Die Gesamtübersicht dieser Reise mit den Links zu den einzelnen Teilen des Reiseberichts sowie Karten mit dem Reiseverlauf gibt es HIER!

Algarve Teil 1: Odeceixe - Sagres - Ingrina - Cordoama - Lagos - Camping Turiscampo Espiche - Camping Valverde Luz 02.02. bis 15.02.2012

02./03.02.2012 Porto Covo - Almograve - Odeceixe 73 km

Nach der Vertreibung durch Übernachtungsverbote für Wohnmobile im Concelho do Odemira (siehe Teil 8 unseres Reiseberichtes) folgen wir der Tour 11 im WOMO-Führer Portugal über die Grenze zur Algarve zum Parkplatz am Strand von Odeceixe.

Genau so wie im Buch beschrieben kommen wir zu einem Parkplatz ...

... hoch über den Stränden von Odeceixe. Direkt vom Parkplatz aus führt der Weg zum Südstrand, der offiziell als FKK-Strand freigegeben wurde. Etwas weiter muss man gehen, ...

... wenn man den Hauptstrand an der Mündung des kleinen Flusses erreichen will. Die Straße direkt an den Strand wurde für Wohnmobile gesperrt ebenso wie andere Wege oberhalb der Steilküste. Aber im Gegensatz zu den Verboten im Concelho do Odemira gibt es hier einen vernünftigen Kompromiss zwischen "völliger Freiheit" und totalem Verbot für Wohnmobilreisende.

Mit der Lage des Parkplatzes von Odeceixe sind wir sehr zufrieden, mit der Temperatur allerdings nicht. Wie von den Meteorologen angedroht hat uns die Kaltluft voll erwischt und am Morgen zeigt unser Außenthermometer -2,9°C als Tiefstwert der Nacht. So hatten wir uns den Empfang an der Küste der Algarve nicht vorgestellt.

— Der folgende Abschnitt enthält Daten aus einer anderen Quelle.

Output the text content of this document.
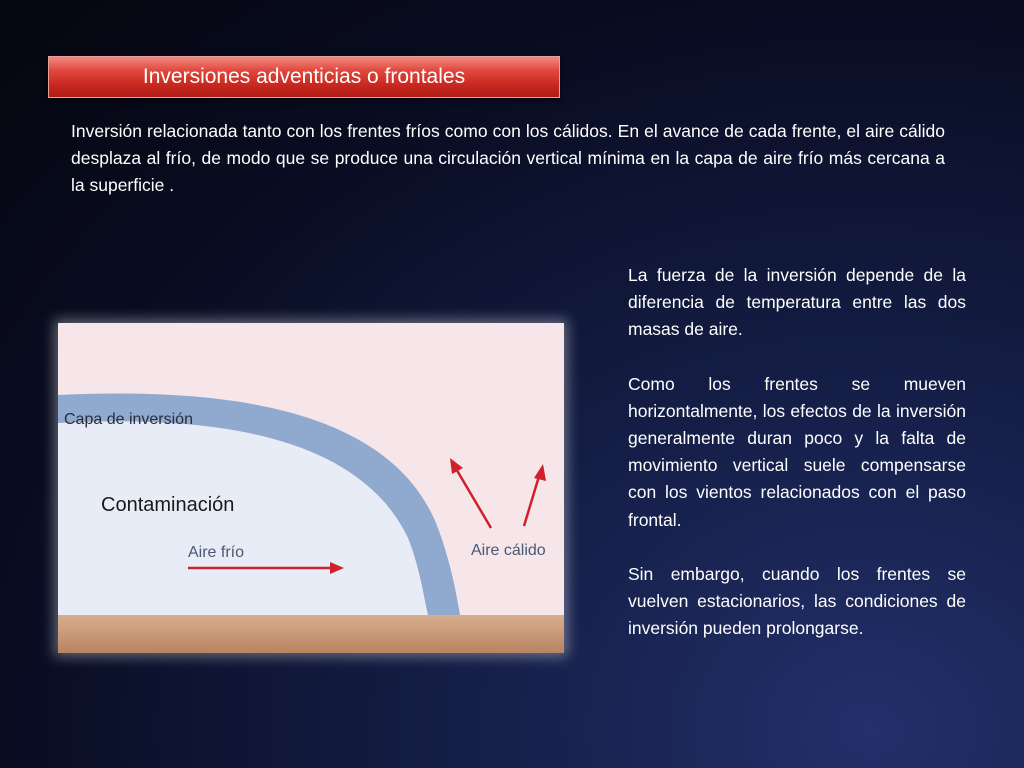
Inversiones adventicias o frontales
Inversión relacionada tanto con los frentes fríos como con los cálidos. En el avance de cada frente, el aire cálido desplaza al frío, de modo que se produce una circulación vertical mínima en la capa de aire frío más cercana a la superficie .
Capa de inversión
Contaminación
Aire frío	Aire cálido

La fuerza de la inversión depende de la diferencia de temperatura entre las dos masas de aire.

Como los frentes se mueven horizontalmente, los efectos de la inversión generalmente duran poco y la falta de movimiento vertical suele compensarse con los vientos relacionados con el paso frontal.

Sin embargo, cuando los frentes se vuelven estacionarios, las condiciones de inversión pueden prolongarse.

03. - 05.02.2012 Odeceixe - Aljezur - Praia Murracao - Vila do Bispo - Sagres (Algarve Westküste) 92 km

Damit wir unseren Heizlüfter einsetzen und die Gasvorräte schonen können wollen wir die beiden nächsten Nächte auf dem Campingplatz in Sagres verbringen. Auf dem Weg dorthin "inspizieren" wir noch einige im WOMO-Führer vorgestellte Plätze.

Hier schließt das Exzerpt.